Both men were in London this weekend to unveil a list of British companies also accused of collaborating with apartheid-era South Africa: NatWest and Standard Chartered banks; oil giant BP; arms manufacturer Vickers; and ICL, the computer firm now owned by Fujitsu. Fagan will shortly file lawsuits against all of these companies under America’s Alien Tort statute, which allows victims to sue in US courts for alleged human rights violations perpetrated in other countries.
“The British companies have no excuse: doing business with and making profits from the apartheid regime was as widely condemned at the time as it is now,” Fagan said. “It’s time for them to make reparations.”

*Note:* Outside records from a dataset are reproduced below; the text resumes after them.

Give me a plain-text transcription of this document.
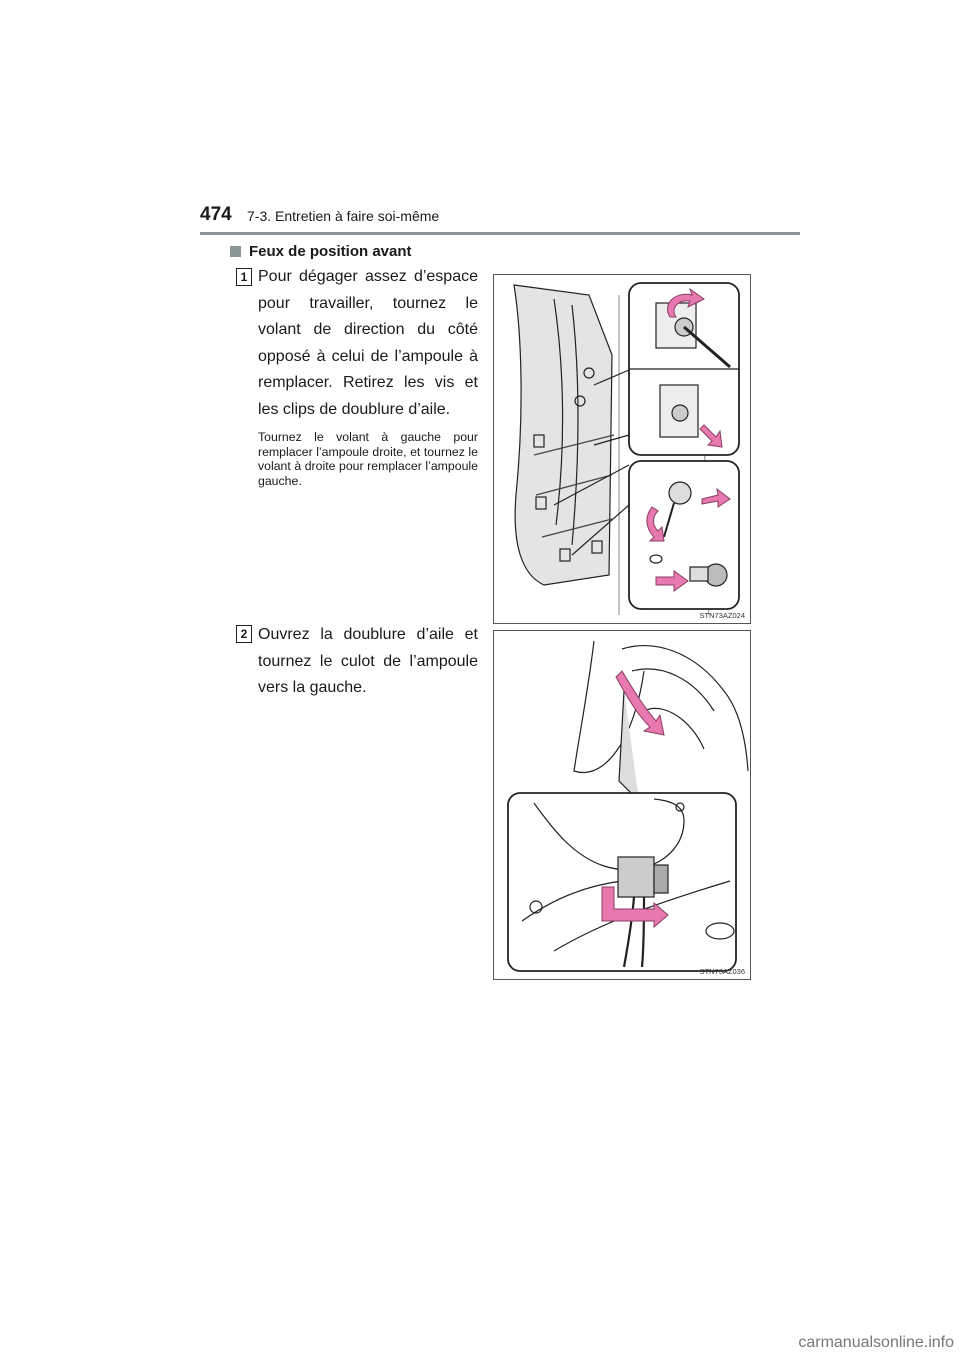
474 7-3. Entretien à faire soi-même
Feux de position avant
1 Pour dégager assez d’espace pour travailler, tournez le volant de direction du côté opposé à celui de l’ampoule à remplacer. Retirez les vis et les clips de doublure d’aile.
Tournez le volant à gauche pour remplacer l’ampoule droite, et tournez le volant à droite pour remplacer l’ampoule gauche.
STN73AZ024
2 Ouvrez la doublure d’aile et tournez le culot de l’ampoule vers la gauche.
STN73AZ036
carmanualsonline.info
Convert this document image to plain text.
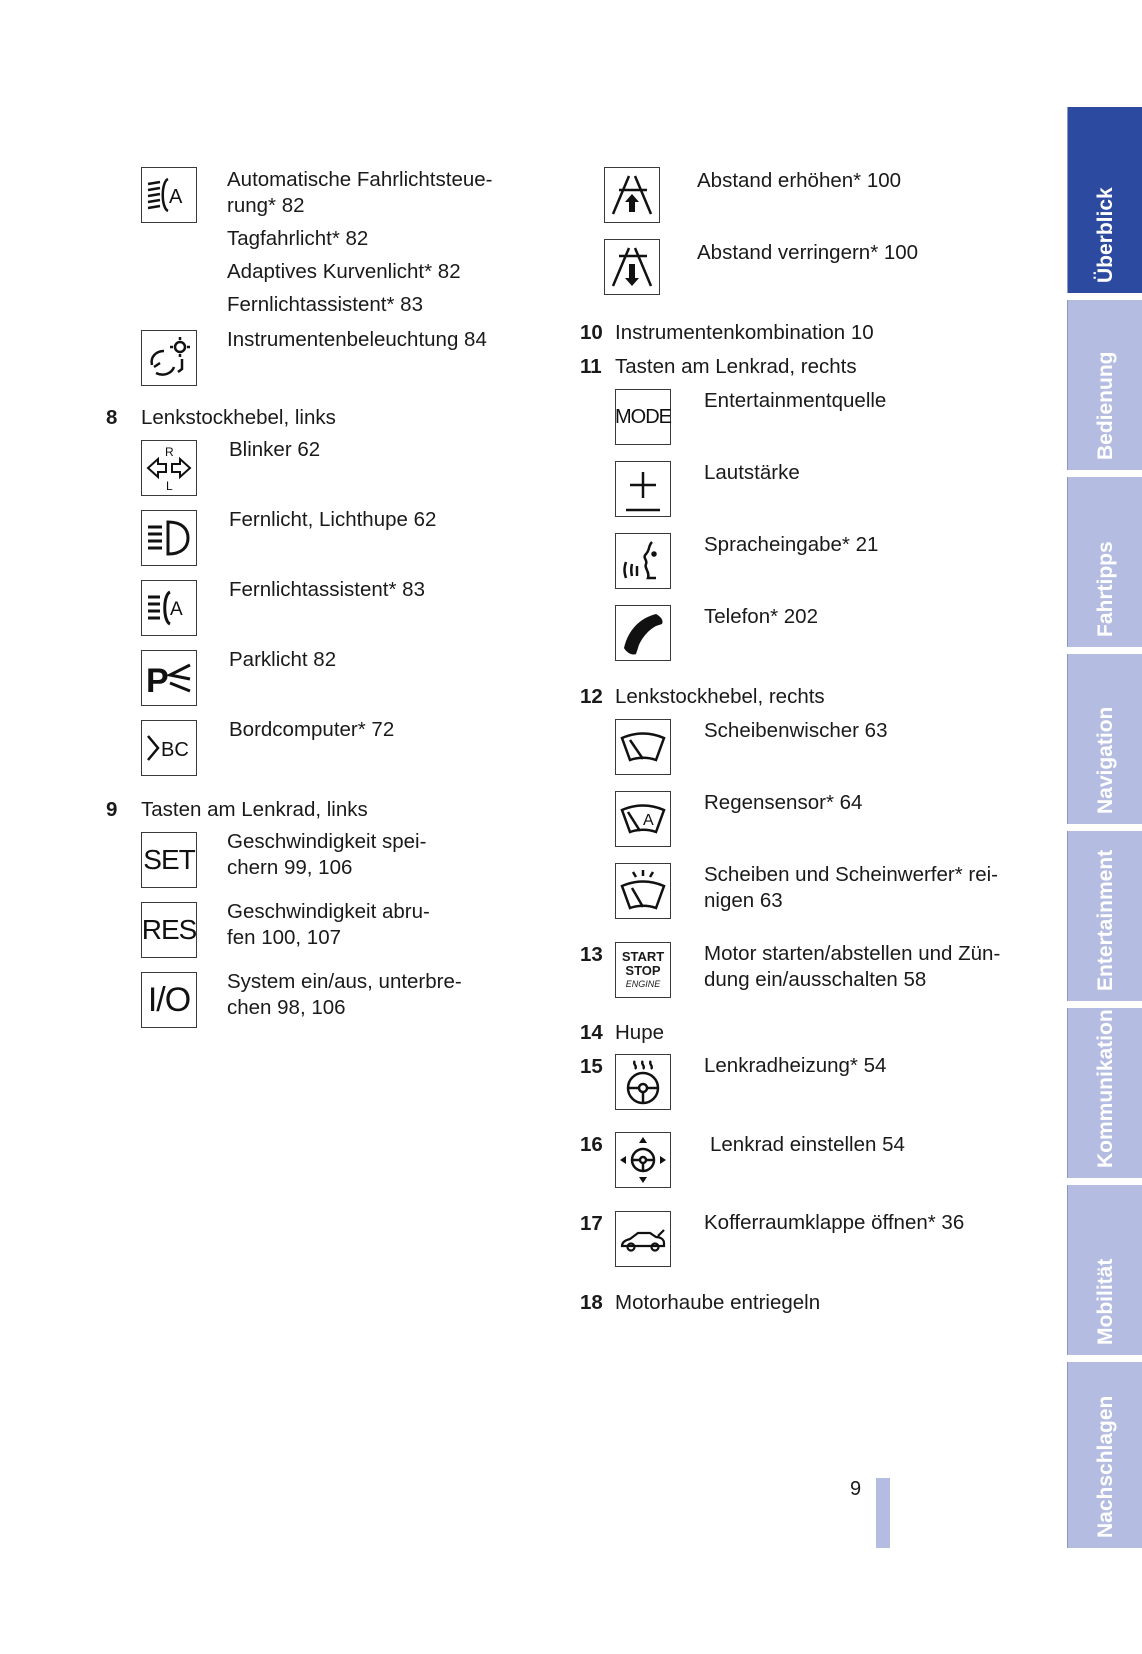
A
Automatische Fahrlichtsteue-
rung* 82
Tagfahrlicht* 82
Adaptives Kurvenlicht* 82
Fernlichtassistent* 83
Instrumentenbeleuchtung 84
8 Lenkstockhebel, links
R
L
Blinker 62
Fernlicht, Lichthupe 62
A
Fernlichtassistent* 83
P
Parklicht 82
BC
Bordcomputer* 72
9 Tasten am Lenkrad, links
SET
Geschwindigkeit spei-
chern 99, 106
RES
Geschwindigkeit abru-
fen 100, 107
I/O System ein/aus, unterbre-
chen 98, 106
Abstand erhöhen* 100
Abstand verringern* 100
10 Instrumentenkombination 10
11 Tasten am Lenkrad, rechts
MODE
Entertainmentquelle
Lautstärke
Spracheingabe* 21
Telefon* 202
12 Lenkstockhebel, rechts
Scheibenwischer 63
A
Regensensor* 64
Scheiben und Scheinwerfer* rei-
nigen 63
13 START
STOP
ENGINE
Motor starten/abstellen und Zün-
dung ein/ausschalten 58
14 Hupe
15	Lenkradheizung* 54
16	Lenkrad einstellen 54
17	Kofferraumklappe öffnen* 36
18 Motorhaube entriegeln
Überblick
Bedienung
Fahrtipps
Navigation
Entertainment
Kommunikation
Mobilität
Nachschlagen
9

Not that British companies are the only ones under fire. International blue-chips such as Chase Manhattan, UBS, Shell and IBM are also being sued. They all deny supporting apartheid, but Fagan estimates they are collectively liable for between $50bn and $100bn. The aim is to set up a fund to compensate thousands of South African citizens — or millions, says Fagan, if the key principle of liability for alleged labour exploitation is established.
For its part, Barclays angrily denies the exploitation charge. A spokesman said that it single-handedly employed 43 per cent of all black bank workers in South Africa, recognised black trade unions, and supported its staff by funding housing and education projects. It was the only bank to open a branch in Soweto and was known as ‘the anti-apartheid bank’.
The spokesman also denied sanctions- busting and added: “Barclays withdrew from South Africa in 1986. An important factor in the decision was that political change in South Africa, which had been expected, did not materialize.”
Standard Chartered, which pulled out of the country in 1987 as international condemnation of apartheid grew louder, faces similar allegations. The other day the bank said: “This New York claim sounds purely speculative, and we are confident it will fail. We vigorously opposed apartheid and our policies strongly support diversity.”
NatWest, which is accused of lending money to the government and exploiting labour, said it preferred not to comment until after the lawsuit had been filed. But a source at the bank said he did not believe NatWest employed a sizeable workforce in apartheid-era South Africa.
It is alleged that ICL, part-owner of National Lottery operator Camelot, sold data processing equipment to the South African government that was used to track population movements and enforce segregation.
The dispute is being closely watched across a range of industries because it threatens to establish a legal precedent that could hold companies to account for a catalogue of human rights abuses.—Dawn/The Guardian News Service.